Bei den Verbliebenen herrscht formal „Maskenzwang“ – und letztendlich komplette Verunsicherung. Ein Hörfunkkorrespondent, der sich seit Jahren als Freier um US-Musik kümmert, hat sich mit seiner amerikanischen Frau und seinem Kind aufs Land zurückgezogen – und harrt dort aus. Ein freier Sportjournalist geht „erstmal fischen“. Beide haben Geld auf dem Sparkonto, aber für mehr als ein halbes Jahr reiche es nicht, sagen sie.

„Das alte New York gibt es nicht mehr“

Zu den wenigen deutschen Journalist*innen in New York, die bislang öffentlich über ihre Gefühle schrieben, gehört der „Spiegel“-Korrespondent Marc Pitzke, seit Mitte der 1990er in der Stadt und seit 17 Jahren „Spiegel“-Mitarbeiter, ein echter New Yorker also. „Mit Trump fing es an, mit Corona ist es klar: Ich entfremde mich zusehends von der Wahlheimat, in der ich fast die Hälfte meines Lebens verbracht habe, halb deutsch, halb amerikanisch“, schrieb er am 21. April.

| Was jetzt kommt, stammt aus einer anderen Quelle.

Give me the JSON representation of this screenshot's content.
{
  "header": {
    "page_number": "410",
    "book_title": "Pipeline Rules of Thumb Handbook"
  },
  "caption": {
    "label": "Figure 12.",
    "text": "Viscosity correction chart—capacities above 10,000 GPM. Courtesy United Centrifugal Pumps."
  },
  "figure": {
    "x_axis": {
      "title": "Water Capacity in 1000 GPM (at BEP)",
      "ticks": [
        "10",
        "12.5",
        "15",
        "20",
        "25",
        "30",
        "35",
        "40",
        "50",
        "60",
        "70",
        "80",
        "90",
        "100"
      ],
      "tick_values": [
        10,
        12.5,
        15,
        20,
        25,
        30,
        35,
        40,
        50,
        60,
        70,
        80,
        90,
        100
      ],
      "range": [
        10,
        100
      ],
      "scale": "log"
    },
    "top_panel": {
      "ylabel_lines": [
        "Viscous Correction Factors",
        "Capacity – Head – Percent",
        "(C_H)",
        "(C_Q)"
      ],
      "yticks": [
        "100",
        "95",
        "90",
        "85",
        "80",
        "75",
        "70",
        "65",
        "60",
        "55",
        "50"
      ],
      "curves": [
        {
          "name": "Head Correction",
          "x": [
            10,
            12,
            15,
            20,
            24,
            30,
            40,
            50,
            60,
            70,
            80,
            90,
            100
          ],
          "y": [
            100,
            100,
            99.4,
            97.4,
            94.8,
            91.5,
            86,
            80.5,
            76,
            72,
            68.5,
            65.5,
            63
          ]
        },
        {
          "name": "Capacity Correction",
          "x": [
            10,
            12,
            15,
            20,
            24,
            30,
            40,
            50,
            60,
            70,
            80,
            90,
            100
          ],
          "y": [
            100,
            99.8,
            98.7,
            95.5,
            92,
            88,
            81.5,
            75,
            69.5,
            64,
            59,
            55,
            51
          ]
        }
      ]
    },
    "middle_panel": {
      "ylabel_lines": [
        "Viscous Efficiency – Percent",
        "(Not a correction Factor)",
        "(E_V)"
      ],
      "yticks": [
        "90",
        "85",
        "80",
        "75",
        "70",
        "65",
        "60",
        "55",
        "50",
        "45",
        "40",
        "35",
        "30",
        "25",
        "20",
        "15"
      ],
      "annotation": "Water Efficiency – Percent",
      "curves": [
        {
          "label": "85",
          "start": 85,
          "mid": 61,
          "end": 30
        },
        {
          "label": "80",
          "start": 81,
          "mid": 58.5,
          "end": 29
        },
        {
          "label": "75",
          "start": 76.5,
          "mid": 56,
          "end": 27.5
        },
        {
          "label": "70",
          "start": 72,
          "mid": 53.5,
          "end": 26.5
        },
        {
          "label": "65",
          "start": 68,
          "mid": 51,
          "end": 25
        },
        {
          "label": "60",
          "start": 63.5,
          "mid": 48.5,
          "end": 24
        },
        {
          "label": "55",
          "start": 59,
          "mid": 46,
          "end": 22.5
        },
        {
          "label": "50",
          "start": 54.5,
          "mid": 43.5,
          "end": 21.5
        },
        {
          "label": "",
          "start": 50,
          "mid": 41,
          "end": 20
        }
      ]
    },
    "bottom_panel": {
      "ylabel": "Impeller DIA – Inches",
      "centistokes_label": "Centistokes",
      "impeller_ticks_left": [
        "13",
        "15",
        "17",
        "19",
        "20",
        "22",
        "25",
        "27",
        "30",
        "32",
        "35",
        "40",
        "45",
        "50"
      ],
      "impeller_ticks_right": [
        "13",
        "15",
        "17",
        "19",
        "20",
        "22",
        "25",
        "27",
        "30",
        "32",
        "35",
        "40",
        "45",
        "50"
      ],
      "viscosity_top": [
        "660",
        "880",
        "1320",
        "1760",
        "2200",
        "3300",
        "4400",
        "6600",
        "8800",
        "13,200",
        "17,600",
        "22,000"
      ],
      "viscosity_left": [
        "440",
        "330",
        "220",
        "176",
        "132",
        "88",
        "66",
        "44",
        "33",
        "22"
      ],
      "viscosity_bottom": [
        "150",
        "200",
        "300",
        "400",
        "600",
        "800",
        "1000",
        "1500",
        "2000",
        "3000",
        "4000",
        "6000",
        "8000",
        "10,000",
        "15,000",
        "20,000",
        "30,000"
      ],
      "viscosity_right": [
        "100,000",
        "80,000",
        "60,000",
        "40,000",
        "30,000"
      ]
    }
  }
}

Und weiter: „Jetzt, dank Lady Corona, denke ich oft: I’m too old for this shit. Mein Trip durchs entleerte Manhattan offenbarte: Das, was den Reiz von New York ausmachte, die Theater, die Museen, die Restaurants, wird Jahre brauchen, um zurückzukommen.“ Und schließlich: „Das Amerika, in das ich vor einem Vierteljahrhundert kam, gibt es so nicht mehr, wenn es überhaupt existierte. Das alte New York auch nicht mehr.“ Auf seiner Facebookseite nimmt Pitzke dann aber doch Abstand von dem Gedanken, er werde nach Deutschland zurückkehren, mangels einer tragbaren Alternative. Also ausharren und weitermachen.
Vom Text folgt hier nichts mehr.